For adults, this is worrying enough. For children, it means their early interests, choices, and even mistakes feed Big Tech’s algorithms before they’re old enough to understand what’s happening.
Because these tech companies are based in the United States, the data they collect can fall under US surveillance laws that allow government access without a warrant, no matter where you live. As a result, your child’s long-lasting digital records can be collected, processed, and shared within a system of weak privacy protections and broad surveillance powers.
Doing nothing hands control of your child’s digital identity to companies built to extract revenue from it.
Proton Mail offers a safer starting point
Proton Mail is built on a simple belief: Privacy is a fundamental right, not a tradeoff. Your inbox — and your child’s — should protect private information by default, not scan it or profit from it.
Proton Mail accounts use end-to-end and zero-access encryption, as well as advanced phishing and spam protections. That means:
- Proton can’t read or scan your messages
- Your child’s interests aren’t turned into marketing data
- Threats and annoyances are stopped before they reach you
Unlike Gmail, Proton’s code is open source, so anyone can verify that our apps do what we say. And because Proton is based in Switzerland, your family’s data is protected by some of the strongest privacy laws — from warrantless surveillance and unrestricted data sharing.
Choosing Proton means choosing a private European alternative to Big Tech platforms built around advertising and large-scale data collection.
A private inbox they can grow into
You prepare them for the real world. Now prepare them for the digital one.
You pack their lunch, double-knot their shoes, and remind them to look both ways when they cross the street. Reserving their first private inbox is another small way to set them up for a safer future, long before they ever log in.
To help families give their children a better beginning online, Proton Mail now lets parents reserve a private email address long before their child needs it.
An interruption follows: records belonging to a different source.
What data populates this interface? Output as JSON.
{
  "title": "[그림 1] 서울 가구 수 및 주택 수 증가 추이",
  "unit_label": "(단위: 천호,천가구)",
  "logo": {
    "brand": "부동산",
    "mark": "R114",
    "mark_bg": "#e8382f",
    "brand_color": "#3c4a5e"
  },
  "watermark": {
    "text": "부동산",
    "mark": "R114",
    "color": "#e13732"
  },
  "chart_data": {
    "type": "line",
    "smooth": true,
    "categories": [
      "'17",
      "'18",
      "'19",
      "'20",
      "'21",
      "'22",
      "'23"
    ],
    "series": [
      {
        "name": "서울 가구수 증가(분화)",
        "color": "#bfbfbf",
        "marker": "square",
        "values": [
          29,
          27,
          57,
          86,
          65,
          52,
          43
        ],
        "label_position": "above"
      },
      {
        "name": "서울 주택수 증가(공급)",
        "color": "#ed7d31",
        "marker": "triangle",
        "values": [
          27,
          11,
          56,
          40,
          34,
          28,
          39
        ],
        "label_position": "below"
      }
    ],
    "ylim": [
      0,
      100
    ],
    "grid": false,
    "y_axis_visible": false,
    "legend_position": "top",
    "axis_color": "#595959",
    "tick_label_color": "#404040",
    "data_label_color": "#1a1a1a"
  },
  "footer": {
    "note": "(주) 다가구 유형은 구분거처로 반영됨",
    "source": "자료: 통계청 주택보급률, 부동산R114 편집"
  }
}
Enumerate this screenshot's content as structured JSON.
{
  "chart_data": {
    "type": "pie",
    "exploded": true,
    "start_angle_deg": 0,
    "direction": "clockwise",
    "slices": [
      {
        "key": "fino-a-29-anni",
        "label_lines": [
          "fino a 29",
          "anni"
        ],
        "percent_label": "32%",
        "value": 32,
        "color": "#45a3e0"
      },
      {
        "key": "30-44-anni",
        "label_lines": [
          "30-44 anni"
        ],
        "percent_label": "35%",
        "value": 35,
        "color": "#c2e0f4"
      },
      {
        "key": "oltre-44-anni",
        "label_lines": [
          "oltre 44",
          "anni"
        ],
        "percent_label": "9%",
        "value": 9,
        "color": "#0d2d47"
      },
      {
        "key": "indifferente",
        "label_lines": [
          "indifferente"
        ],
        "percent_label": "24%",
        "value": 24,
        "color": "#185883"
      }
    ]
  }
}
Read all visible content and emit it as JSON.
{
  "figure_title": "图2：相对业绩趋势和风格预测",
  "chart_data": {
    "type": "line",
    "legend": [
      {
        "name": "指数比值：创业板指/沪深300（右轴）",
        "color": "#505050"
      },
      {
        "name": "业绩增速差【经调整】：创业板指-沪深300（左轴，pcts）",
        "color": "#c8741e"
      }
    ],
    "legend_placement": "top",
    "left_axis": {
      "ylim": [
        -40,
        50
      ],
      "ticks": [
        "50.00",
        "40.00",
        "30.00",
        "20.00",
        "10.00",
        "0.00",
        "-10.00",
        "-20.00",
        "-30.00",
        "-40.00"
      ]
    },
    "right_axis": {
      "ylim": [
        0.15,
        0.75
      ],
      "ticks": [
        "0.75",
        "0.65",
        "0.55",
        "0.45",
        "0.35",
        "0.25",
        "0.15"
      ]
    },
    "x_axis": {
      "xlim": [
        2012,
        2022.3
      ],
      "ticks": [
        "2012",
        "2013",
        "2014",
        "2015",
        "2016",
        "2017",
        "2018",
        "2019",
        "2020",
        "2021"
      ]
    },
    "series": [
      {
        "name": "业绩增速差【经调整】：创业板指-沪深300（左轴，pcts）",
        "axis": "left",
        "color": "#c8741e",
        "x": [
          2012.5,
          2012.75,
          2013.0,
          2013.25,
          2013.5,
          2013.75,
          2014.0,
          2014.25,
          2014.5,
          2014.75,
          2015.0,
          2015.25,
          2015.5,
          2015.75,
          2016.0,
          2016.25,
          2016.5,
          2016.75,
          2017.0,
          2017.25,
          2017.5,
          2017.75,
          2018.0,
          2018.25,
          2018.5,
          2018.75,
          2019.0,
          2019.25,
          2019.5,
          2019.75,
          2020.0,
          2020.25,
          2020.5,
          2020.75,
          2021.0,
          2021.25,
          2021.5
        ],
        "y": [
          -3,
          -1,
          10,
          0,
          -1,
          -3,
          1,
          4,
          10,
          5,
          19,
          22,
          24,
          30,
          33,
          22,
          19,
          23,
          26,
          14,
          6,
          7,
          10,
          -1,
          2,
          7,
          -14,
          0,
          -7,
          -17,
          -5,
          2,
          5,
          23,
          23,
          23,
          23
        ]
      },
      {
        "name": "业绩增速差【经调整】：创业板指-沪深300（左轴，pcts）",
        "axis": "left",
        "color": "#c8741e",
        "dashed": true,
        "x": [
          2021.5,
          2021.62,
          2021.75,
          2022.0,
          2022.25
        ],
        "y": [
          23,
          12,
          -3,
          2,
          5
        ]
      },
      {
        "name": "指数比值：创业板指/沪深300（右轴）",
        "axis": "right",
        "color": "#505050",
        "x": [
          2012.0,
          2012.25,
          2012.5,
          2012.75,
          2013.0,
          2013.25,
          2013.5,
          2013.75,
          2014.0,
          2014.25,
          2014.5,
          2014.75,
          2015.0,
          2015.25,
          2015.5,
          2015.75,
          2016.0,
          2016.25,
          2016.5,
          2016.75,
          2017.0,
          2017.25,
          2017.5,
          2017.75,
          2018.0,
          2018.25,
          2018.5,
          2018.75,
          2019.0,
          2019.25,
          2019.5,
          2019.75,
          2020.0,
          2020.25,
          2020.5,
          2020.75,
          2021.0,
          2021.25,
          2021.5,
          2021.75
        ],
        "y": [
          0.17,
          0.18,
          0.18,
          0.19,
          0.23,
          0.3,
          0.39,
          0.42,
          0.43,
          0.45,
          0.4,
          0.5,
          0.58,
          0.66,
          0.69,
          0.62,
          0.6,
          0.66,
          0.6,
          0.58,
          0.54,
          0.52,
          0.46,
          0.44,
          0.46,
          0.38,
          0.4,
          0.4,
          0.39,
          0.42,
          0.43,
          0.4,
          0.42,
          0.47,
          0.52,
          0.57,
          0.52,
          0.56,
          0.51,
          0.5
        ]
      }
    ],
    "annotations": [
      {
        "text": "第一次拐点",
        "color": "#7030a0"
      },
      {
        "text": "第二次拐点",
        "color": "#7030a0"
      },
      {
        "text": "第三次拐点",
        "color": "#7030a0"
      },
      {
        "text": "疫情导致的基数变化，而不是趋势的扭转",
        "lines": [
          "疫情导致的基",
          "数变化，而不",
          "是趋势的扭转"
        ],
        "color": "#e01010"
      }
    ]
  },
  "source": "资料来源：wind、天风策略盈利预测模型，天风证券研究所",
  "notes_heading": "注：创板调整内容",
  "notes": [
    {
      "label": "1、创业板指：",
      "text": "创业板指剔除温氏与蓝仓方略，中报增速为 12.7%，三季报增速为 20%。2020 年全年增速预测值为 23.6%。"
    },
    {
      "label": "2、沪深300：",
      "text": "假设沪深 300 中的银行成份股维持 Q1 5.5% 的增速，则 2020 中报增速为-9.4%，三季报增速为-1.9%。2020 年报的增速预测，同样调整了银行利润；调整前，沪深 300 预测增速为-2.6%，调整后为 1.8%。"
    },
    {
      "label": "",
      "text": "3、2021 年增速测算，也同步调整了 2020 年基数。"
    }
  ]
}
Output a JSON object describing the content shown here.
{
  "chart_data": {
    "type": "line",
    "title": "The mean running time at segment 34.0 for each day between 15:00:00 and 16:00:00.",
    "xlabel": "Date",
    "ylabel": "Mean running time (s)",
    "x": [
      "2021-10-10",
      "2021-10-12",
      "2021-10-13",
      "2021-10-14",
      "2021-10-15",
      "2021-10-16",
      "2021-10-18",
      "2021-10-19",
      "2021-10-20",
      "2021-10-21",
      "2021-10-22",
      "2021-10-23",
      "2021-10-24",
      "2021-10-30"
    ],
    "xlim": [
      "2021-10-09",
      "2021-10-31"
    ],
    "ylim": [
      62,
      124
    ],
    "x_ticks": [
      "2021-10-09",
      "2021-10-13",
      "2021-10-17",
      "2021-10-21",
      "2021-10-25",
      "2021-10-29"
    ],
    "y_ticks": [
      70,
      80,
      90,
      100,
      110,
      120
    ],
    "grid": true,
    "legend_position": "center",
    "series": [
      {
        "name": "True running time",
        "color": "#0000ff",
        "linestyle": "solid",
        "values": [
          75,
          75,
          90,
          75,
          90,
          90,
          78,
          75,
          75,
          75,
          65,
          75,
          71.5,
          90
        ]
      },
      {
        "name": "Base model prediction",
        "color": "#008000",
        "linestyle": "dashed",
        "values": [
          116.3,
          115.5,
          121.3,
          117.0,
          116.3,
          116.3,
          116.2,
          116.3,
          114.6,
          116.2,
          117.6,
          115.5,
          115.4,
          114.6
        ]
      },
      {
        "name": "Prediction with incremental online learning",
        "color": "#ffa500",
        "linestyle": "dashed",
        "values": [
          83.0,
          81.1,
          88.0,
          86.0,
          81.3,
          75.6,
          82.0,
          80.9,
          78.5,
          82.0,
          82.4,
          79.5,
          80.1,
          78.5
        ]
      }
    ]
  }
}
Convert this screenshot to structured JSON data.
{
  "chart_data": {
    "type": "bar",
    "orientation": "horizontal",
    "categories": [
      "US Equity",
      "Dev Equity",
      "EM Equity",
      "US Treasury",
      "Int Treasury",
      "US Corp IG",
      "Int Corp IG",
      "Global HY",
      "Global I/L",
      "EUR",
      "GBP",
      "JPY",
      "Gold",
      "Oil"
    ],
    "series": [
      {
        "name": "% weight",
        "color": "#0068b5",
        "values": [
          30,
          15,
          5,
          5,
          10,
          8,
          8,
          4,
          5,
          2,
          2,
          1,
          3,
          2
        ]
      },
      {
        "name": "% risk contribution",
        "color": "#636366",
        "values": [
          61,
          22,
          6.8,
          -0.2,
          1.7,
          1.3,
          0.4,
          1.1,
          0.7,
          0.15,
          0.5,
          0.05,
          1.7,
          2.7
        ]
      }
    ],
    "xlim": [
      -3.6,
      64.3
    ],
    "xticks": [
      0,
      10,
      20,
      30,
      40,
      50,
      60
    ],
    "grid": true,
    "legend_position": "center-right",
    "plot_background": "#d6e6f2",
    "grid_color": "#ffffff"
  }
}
Reserving your child’s email address may seem like a small, practical act, but it’s also a way to opt out of a Big Tech system where surveillance is the default.
Here’s how it works:
- Parents often reserve email addresses so their child can keep the name they want, and Proton lets them do that without giving up privacy.
- Proton Mail locks and preserves it for up to 15 years, and it will not be automatically deactivated for being dormant.
- The inbox stays completely sealed — no data, no activity logs, no profiling.
- When your child is ready, you use a secure voucher to activate their email.
- If the voucher is misplaced, you can easily request a replacement.
The result is a clean, untouched inbox that begins with privacy instead of surveillance. This is a small but meaningful way to give children more control over their digital future.
To prevent abuse or fraud, we ask for a small donation, starting at $1. This supports the Proton Foundation’s work defending digital privacy globally and helps to protect the next generation.
Born Private: A better beginning for the next generation
Born Private is Proton’s commitment to making privacy the default again. Protecting your child’s inbox is part of that mission. Giving children a private email identity from the start extends it to the next generation.
Every digital life begins somewhere. With a reserved private email address for your child, that beginning can finally respect the privacy every child deserves.